第111話 できることを
「何をしたらいいですか? ユーリさん!」
ランディ王子がきらきらした目で、ユーリの横顔を一心に見ながら聞いた。
「ランディは水の流れが見えるから、あの湖と俺をつないで」
ユーリがドラゴンから目を離さずに言う。
「つなぐって、どうやって?」
「湖と俺の間を、水が流れているイメージをするだけでいい。
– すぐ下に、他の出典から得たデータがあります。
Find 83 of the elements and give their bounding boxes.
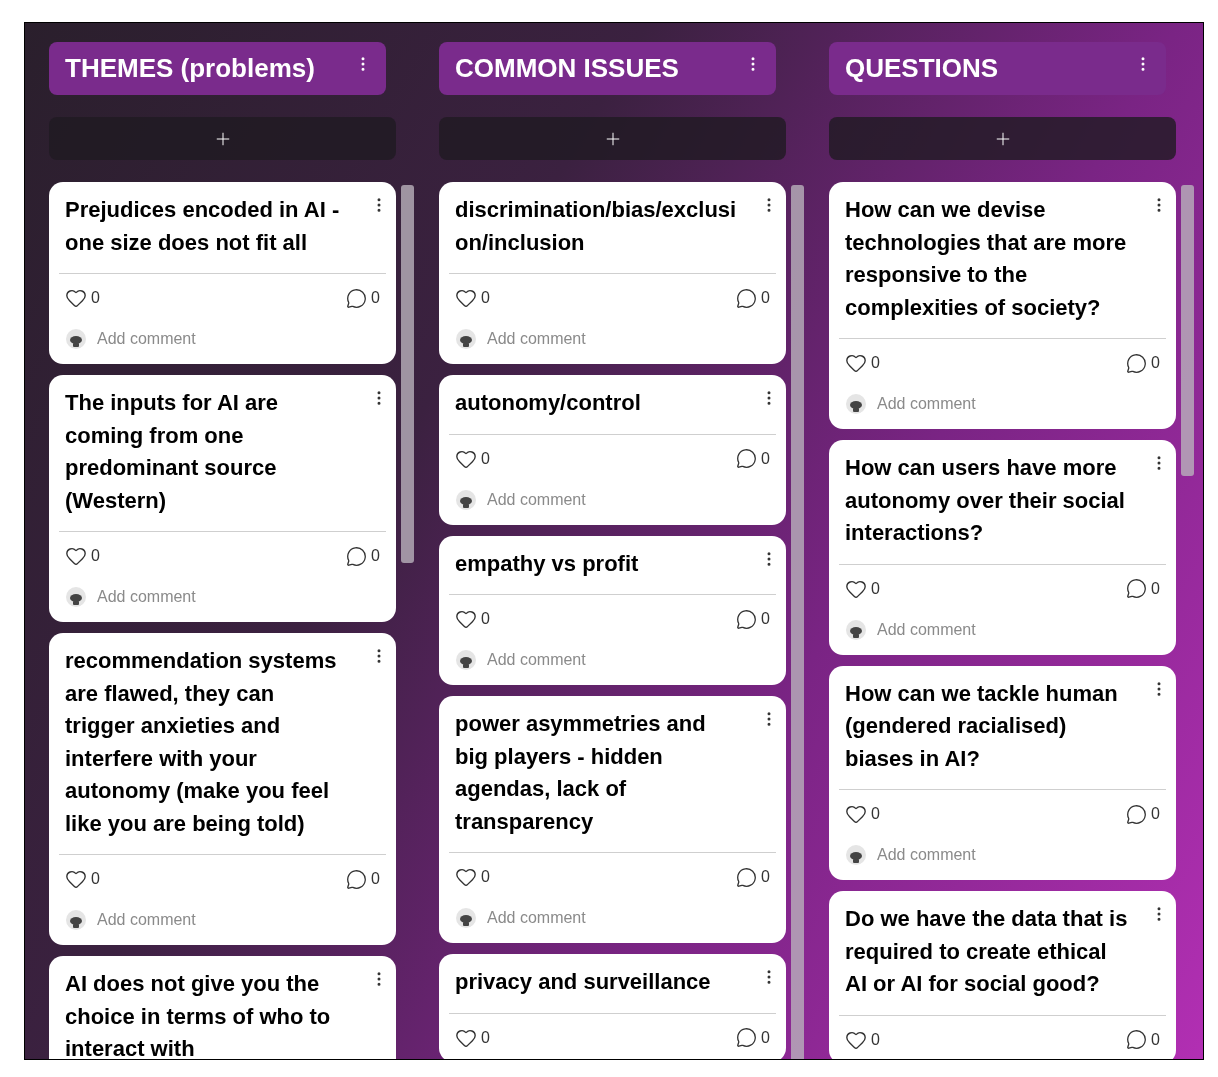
post-text: How can we devise technologies that are more responsive to the complexities of society? [845, 196, 1128, 322]
like-count: 0 [871, 804, 880, 824]
comment-count: 0 [1151, 804, 1160, 824]
comment-count: 0 [1151, 1029, 1160, 1050]
post-text: Do we have the data that is required to create ethical AI or AI for social good? [845, 905, 1128, 998]
post-text: recommendation systems are flawed, they can trigger anxieties and interfere with your autonomy (make you feel like you are being told) [65, 647, 338, 838]
add-comment-field[interactable]: Add comment [487, 487, 586, 512]
avatar-icon [455, 649, 477, 671]
post-text: autonomy/control [455, 389, 642, 417]
post-text: AI does not give you the choice in terms of who to interact with [65, 970, 332, 1059]
post-text: power asymmetries and big players - hidden agendas, lack of transparency [455, 710, 707, 836]
post-text: The inputs for AI are coming from one predominant source (Western) [65, 389, 280, 515]
heart-icon[interactable] [455, 866, 477, 888]
column-header[interactable]: QUESTIONS [829, 42, 1166, 95]
avatar-icon [845, 393, 867, 415]
like-count: 0 [871, 578, 880, 599]
heart-icon[interactable] [65, 287, 87, 309]
comment-count: 0 [761, 1027, 770, 1048]
add-comment-field[interactable]: Add comment [487, 648, 586, 672]
column-header[interactable]: COMMON ISSUES [439, 42, 776, 95]
like-count: 0 [91, 869, 100, 889]
comment-icon[interactable] [736, 287, 758, 309]
scrollbar[interactable] [401, 185, 414, 563]
add-comment-field[interactable]: Add comment [877, 843, 976, 867]
post-text: Prejudices encoded in AI - one size does not fit all [65, 196, 341, 257]
heart-icon[interactable] [455, 608, 477, 630]
comment-icon[interactable] [736, 1027, 758, 1048]
comment-icon[interactable] [1126, 803, 1148, 825]
like-count: 0 [871, 353, 880, 373]
avatar-icon [845, 844, 867, 866]
comment-icon[interactable] [736, 866, 758, 888]
comment-icon[interactable] [346, 868, 368, 890]
post-text: discrimination/bias/exclusi on/inclusion [455, 196, 738, 257]
add-comment-field[interactable]: Add comment [97, 327, 196, 351]
like-count: 0 [481, 448, 490, 469]
comment-count: 0 [1151, 353, 1160, 373]
avatar-icon [455, 488, 477, 511]
comment-count: 0 [371, 546, 380, 566]
comment-count: 0 [761, 609, 770, 629]
comment-icon[interactable] [1126, 352, 1148, 374]
comment-icon[interactable] [1126, 578, 1148, 599]
comment-count: 0 [371, 288, 380, 308]
comment-icon[interactable] [346, 545, 368, 567]
add-comment-field[interactable]: Add comment [877, 617, 976, 642]
avatar-icon [455, 907, 477, 929]
post-text: empathy vs profit [455, 549, 640, 578]
column-header[interactable]: THEMES (problems) [49, 42, 386, 95]
like-count: 0 [91, 288, 100, 308]
comment-icon[interactable] [1126, 1029, 1148, 1050]
comment-count: 0 [761, 867, 770, 887]
add-comment-field[interactable]: Add comment [97, 908, 196, 932]
add-comment-field[interactable]: Add comment [877, 392, 976, 416]
add-comment-field[interactable]: Add comment [487, 906, 586, 930]
like-count: 0 [481, 288, 490, 308]
avatar-icon [65, 328, 87, 350]
post-text: How can users have more autonomy over their social interactions? [845, 454, 1126, 547]
like-count: 0 [481, 867, 490, 887]
heart-icon[interactable] [65, 868, 87, 890]
heart-icon[interactable] [455, 287, 477, 309]
scrollbar[interactable] [1181, 185, 1194, 476]
heart-icon[interactable] [845, 352, 867, 374]
heart-icon[interactable] [845, 803, 867, 825]
post-text: privacy and surveillance [455, 968, 712, 996]
comment-icon[interactable] [346, 287, 368, 309]
add-comment-field[interactable]: Add comment [97, 585, 196, 609]
avatar-icon [65, 586, 87, 608]
scrollbar[interactable] [791, 185, 804, 1059]
post-text: How can we tackle human (gendered racialised) biases in AI? [845, 679, 1119, 773]
comment-icon[interactable] [736, 608, 758, 630]
comment-count: 0 [761, 288, 770, 308]
avatar-icon [65, 909, 87, 931]
comment-count: 0 [371, 869, 380, 889]
comment-icon[interactable] [736, 448, 758, 469]
like-count: 0 [871, 1029, 880, 1050]
like-count: 0 [481, 1027, 490, 1048]
avatar-icon [455, 328, 477, 350]
add-comment-field[interactable]: Add comment [487, 327, 586, 351]
like-count: 0 [91, 546, 100, 566]
avatar-icon [845, 618, 867, 641]
comment-count: 0 [1151, 578, 1160, 599]
heart-icon[interactable] [65, 545, 87, 567]
like-count: 0 [481, 609, 490, 629]
comment-count: 0 [761, 448, 770, 469]
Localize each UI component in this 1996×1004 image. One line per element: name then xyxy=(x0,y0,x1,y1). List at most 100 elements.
あとは、こっちでやる。あのドラゴンが本気で火を吐いたら、そこの湖の水を使わないと消せないかもしれないから」
そこで、デュラン王子がランディ王子のそばにやってきた。
「ランディ、自分が湖と次期公爵をつなぐための、ホースになったと思ってみたらどうかな? その中を水が流れている。その水の流れがランディには見えるんだ」
と、アドバイスをした。
「ホース? 俺にできるかな……?」
珍しく弱気な声をだすランディ王子。
「ランディは俺の弟子なんでしょ? なのに、俺の言うことが信用できないの? ランディならできるから頼んでるんだよ」
ユーリが言ったとたん、ランディ王子の顔ががらりと変わった。
「ユーリさんのこと、信用してます! やります!」
大きな声でそう言うと、湖とユーリの間をつなぐように目を往復させはじめた。
「すごいな。完全にランディ王子を手なずけてる……」
と、ジリムさんがつぶやいた。
ほんとに、すごいわね。ユーリ……。
いや、感心してる場合じゃない。私もやれることをやろう!
「ようかん!」
と呼びかけた。
(なあに、かあさん)
「あのドラゴン、なんで火を吐いてるの? 私たちに怒ってるの?」
と、聞いてみた。
(ぼくも、よくわからない。しゃべってこないから)
「そうなのね。じゃあ、ようかん、私たちが敵じゃないって、話しかけてもらえない?」
(わかった! やってみる!)
私はブリジットさんに向かって、気になったことを聞いてみた。
「そう言えば、翼をケガしていると言ってましたが、治療はどうしてるんですか?」
「ここでは保護して休ませているだけで治療はしていません。残念ながら、ドラゴンの治療ができるものがいませんから」
と、ブリジットさんは悲しげに答えた。
もしや、どこか具合が悪いから、威嚇してくるのかしら?
だって、私たちを攻撃するというよりは、脅かしただけみたいだものね。
あ、そうだわ!
「デュラン王子、魔力で体の中が見えたよね? ドラゴンも見える?」
「どうだろう? やったこともないから、わからないけど……。なんで、アディー?」
と、デュラン王子が不思議そうに言った。
「あのドラゴン、私たちが近づかないよう、脅してるだけのような気がするの。
火を吐いたのも一回だけだし。普段は大人しいっていうし。どこか体調が悪いから、威嚇してるのかと思って……」
私の言葉を聞いて、デュラン王子はうなずいた。
「なるほど……。それは、あり得そうだね。保護センターの方々はどう思う?」
と、ブリジットさんとアンドレさんのほうを見た。
「その可能性は大いにあるかと思います」
アンドレさんが言った。
「わたしも、そう思います」
と、ブリジットさんも同意した。
「わかった。人間以外でも、できるかどうかわからないけれど、魔力で見てみるよ。
アディー、見ててね!」
そう言うと、私に甘くウィンクしたデュラン王子。
「とっとと、やれ……」
すかさず、ジリムさんがつっこんだ。
そんな軽い雰囲気のまま、デュラン王子が、手のひらをドラゴンめがけて開くと、すぐに、青白い光が出始めた。
ブリジットさんが驚いたようにつぶやいた。
「すごい魔力だわ! 皆様は、もしや魔力集団でもいらっしゃるのかしら……」
いえ、違います。ただ、魔王が二人おりますが……。
こんなことを考えている間も、デュラン王子の手のひらからでる光の帯が、ドラゴンめがけて、どんどん伸びていく。
そして、ドラゴンにたどり着いた。
ドラゴンとデュラン王子が青白い光でつながった。本当に神秘的できれいな魔力だわ……。
と、思ったら、ドラゴンがギャーッと鳴いた。